Assad e la Siria: qualcuno ne parla ancora?

Pubblicato il 17 Lug 2014 - 3:00pm di Redazione

Assad

In questi giorni ci stiamo abituando a leggere o ad ascoltare le drammatiche notizie che arrivano dalla striscia di Gaza, dall’Iraq e dall’Ucraina. Tre conflitti che stanno provocando la morte di migliaia di persone, la maggior parte civili. Conflitti su cui la comunità internazionale sta dibattendo molto, senza che sia ancora arrivata ad una soluzione. Ma dai giornali o dai notiziari di tutto il mondo è quasi scomparso del tutto il conflitto siriano, che si protrae ormai da oltre tre anni e che ha provocato sino ad ora circa 150.000 vittime.

Tutto inizia nella primavera del 2011, quando dopo le “ primavere arabe” di Tunisia, Egitto e Libia iniziano le proteste anche in Siria contro il regime di Bashar Al Assad. Sommando gli anni da cui lui è al vertice della Siria  insieme a quelli di suo padre Hafiz, gli Assad sono al potere indiscusso nella terra di Damasco da oltre 40 anni. Dopo la fine dei totalitarismi di Ben Alì, Mubarak e Gheddafi, tutti si aspettano la capitolazione della “dinastia” degli Assad. Ma la repressione della ribellione è durissima, e anche a gli occhi di uno sprovveduto appare chiaro che in Siria  gli eventi non saranno simili a quelli delle altre “primavere”. Bashar al Assad può contare non solo su un regime duro e puro, ma anche sull’incondizionato appoggio internazionale della Russia e dell’Iran.

I ribelli costituiscono il cosiddetto “Esercito Libero Siriano“ al cui comando vi è il generale Riad Al Asad, che diserta il suo ruolo dall’esercito nazionale fedele a Bashar per organizzare la rivolta contro Assad.

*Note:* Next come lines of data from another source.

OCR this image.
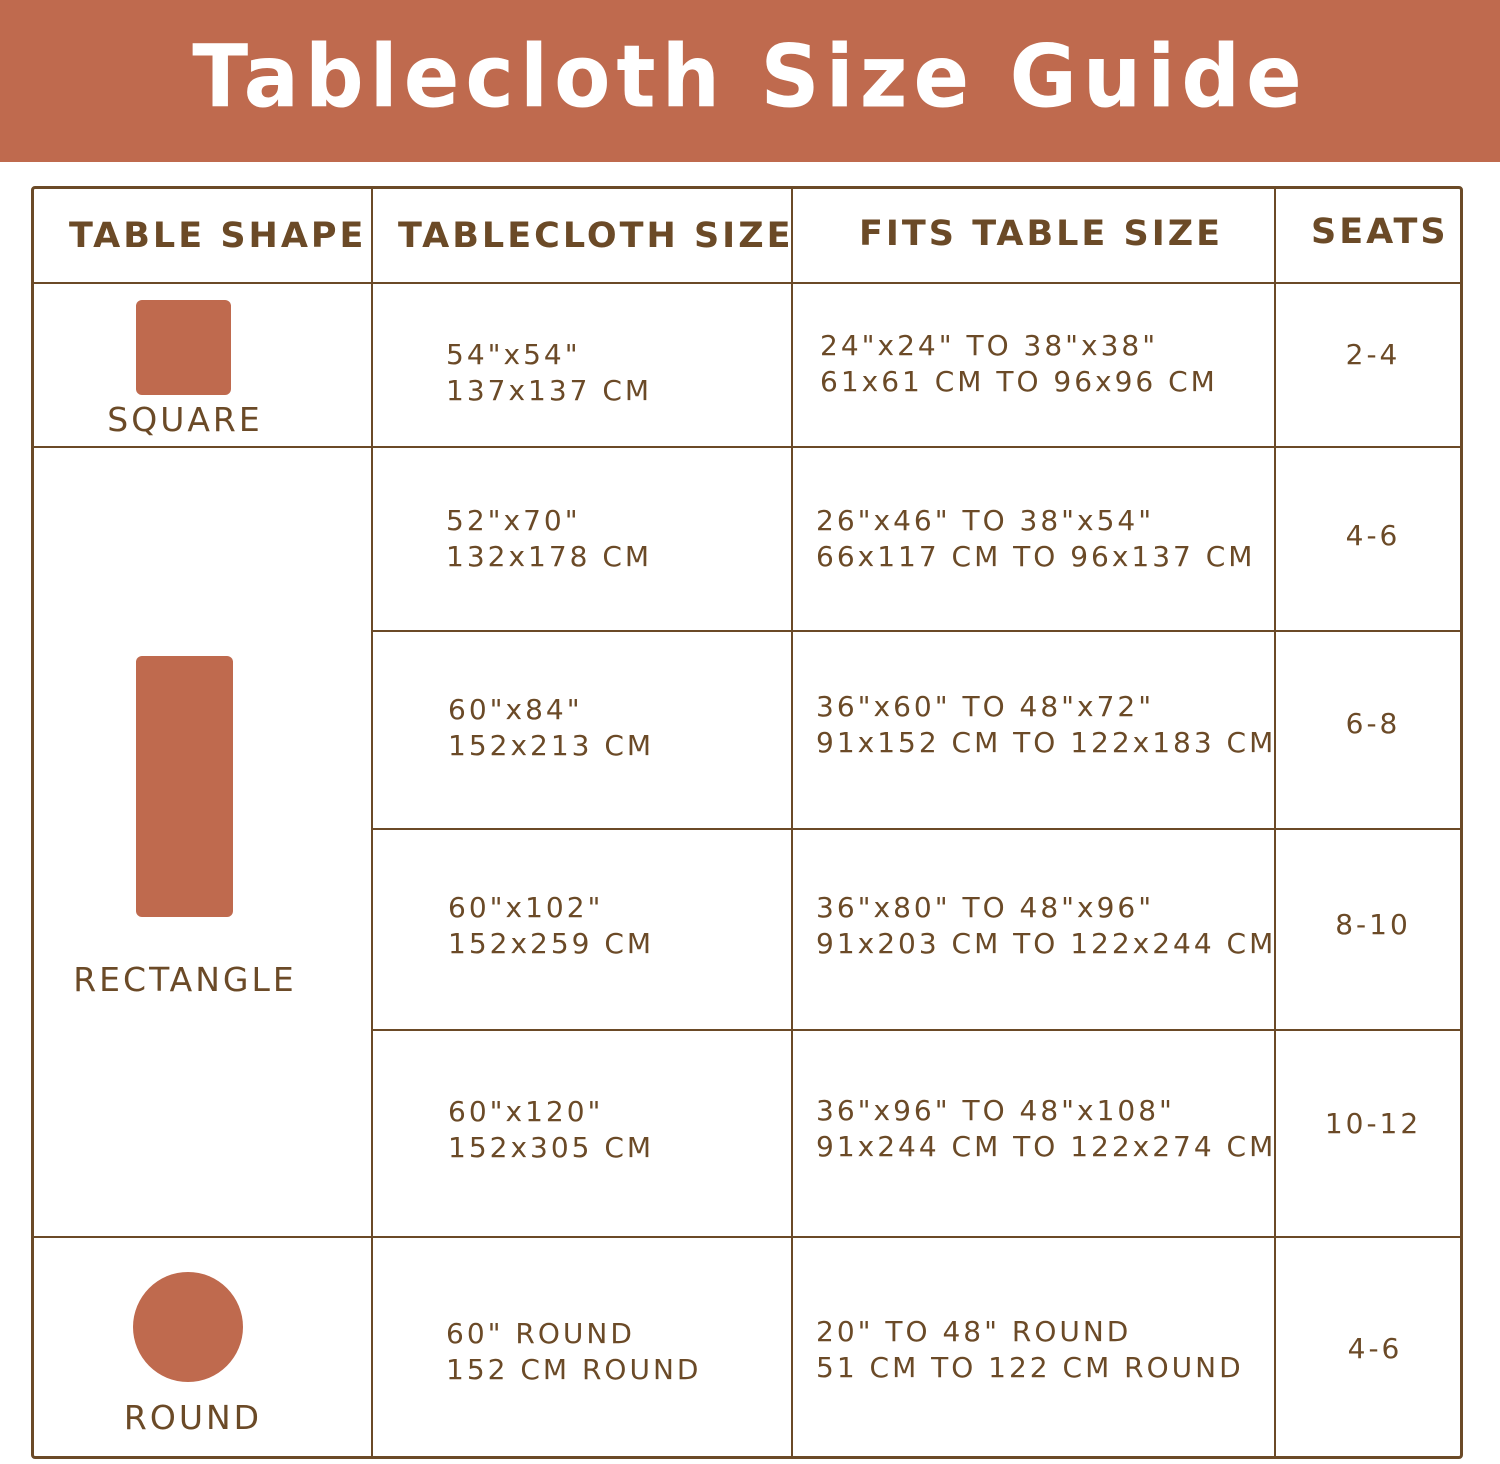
Tablecloth Size Guide
TABLE SHAPE TABLECLOTH SIZE FITS TABLE SIZE	SEATS
SQUARE
RECTANGLE
ROUND
54"x54"
137x137 CM
24"x24" TO 38"x38"
61x61 CM TO 96x96 CM
2-4
52"x70"
132x178 CM
26"x46" TO 38"x54"
66x117 CM TO 96x137 CM
4-6
60"x84"
152x213 CM
36"x60" TO 48"x72"
91x152 CM TO 122x183 CM
6-8
60"x102"
152x259 CM
36"x80" TO 48"x96"
91x203 CM TO 122x244 CM
8-10
60"x120"
152x305 CM
36"x96" TO 48"x108"
91x244 CM TO 122x274 CM
10-12
60" ROUND
152 CM ROUND
20" TO 48" ROUND
51 CM TO 122 CM ROUND
4-6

Al Asad inizia a dirigere le sue operazioni dalla Turchia, e tutto questo porta a credere che forse ci sia  lo zampino della Turchia (da sempre geopoliticamente avversa alla Siria degli Assad ) nell’organizzazione e nei finanziamenti dei ribelli. La guerra diviene ogni giorno sempre più feroce. Homs e Aleppo vengono bombardate dal regime, mentre l’Esercito Libero Siriano inizia a diventare preda degli interessi di paesi come il Qatar (che nel frattempo aveva messo gli occhi addosso all’Egitto finanziando i Fratelli Musulmani)  e dell’Arabia Saudita (da cui proviene appoggio finanziario per i gruppi salafiti e legati al fondamentalismo islamico). Contro Assad ed il suo regime iniziano a combattere anche gruppi legati all’integralismo islamico, come la brigata Al Nusra ed altre ancora che vengono accusate di crimini di guerra. Il meglio organizzato di tutti è quello dello “Stato Islamico dell’Iraq e del Levante“, meglio conosciuto come ISIS che attualmente ha sferrato una sanguinosa offensiva alla conquista dell’Iraq.

In tutto questo scenario degno di una oscura ed inquietante partita a scacchi con la morte iniziano anche a diventare sempre più forti i sentimenti di vendetta della popolazione sunnita della Siria, che da sempre non ha mai gradito il fatto di essere comandata dalla famiglia alawita degli Assad. Il tempo passa, i morti aumentano, ed appare chiaro che la primavera araba della Siria è diventata una vera e propria guerra, forse una delle peggiori carneficine nella storia di tutto il Medio Oriente.

Nel 2013 il presidente americano Barack  Obama annuncia che non ci sarà nessun intervento militare contro la Siria se Assadconsegnerà le armi chimiche e batteriologiche”. In realtà Obama era ed è perfettamente consapevole che la fine del regime di Assad potrebbe significare l’instaurazione a Damasco di un governo egemonizzato dal fondamentalismo islamico. Quindi nessun attacco. Assad accetta di consegnare le armi chimiche, ma la guerra continua a farla lo stesso con le armi convenzionali.

Siamo ora nel Luglio 2014, Bashar e i suoi oligarchi sono sempre allo stesso posto mentre a capo dell’ESL vi è ora il generale Abdel Al Bachir, ma  in Siria si continua a morire senza che nessuno sia riuscito a fermare questa orrenda mattanza in cui muoiono ogni giorno bambini, civili ed innocenti. Ma di tutto questo ormai non si parla più. Si parla dei morti solo quando fanno comodo.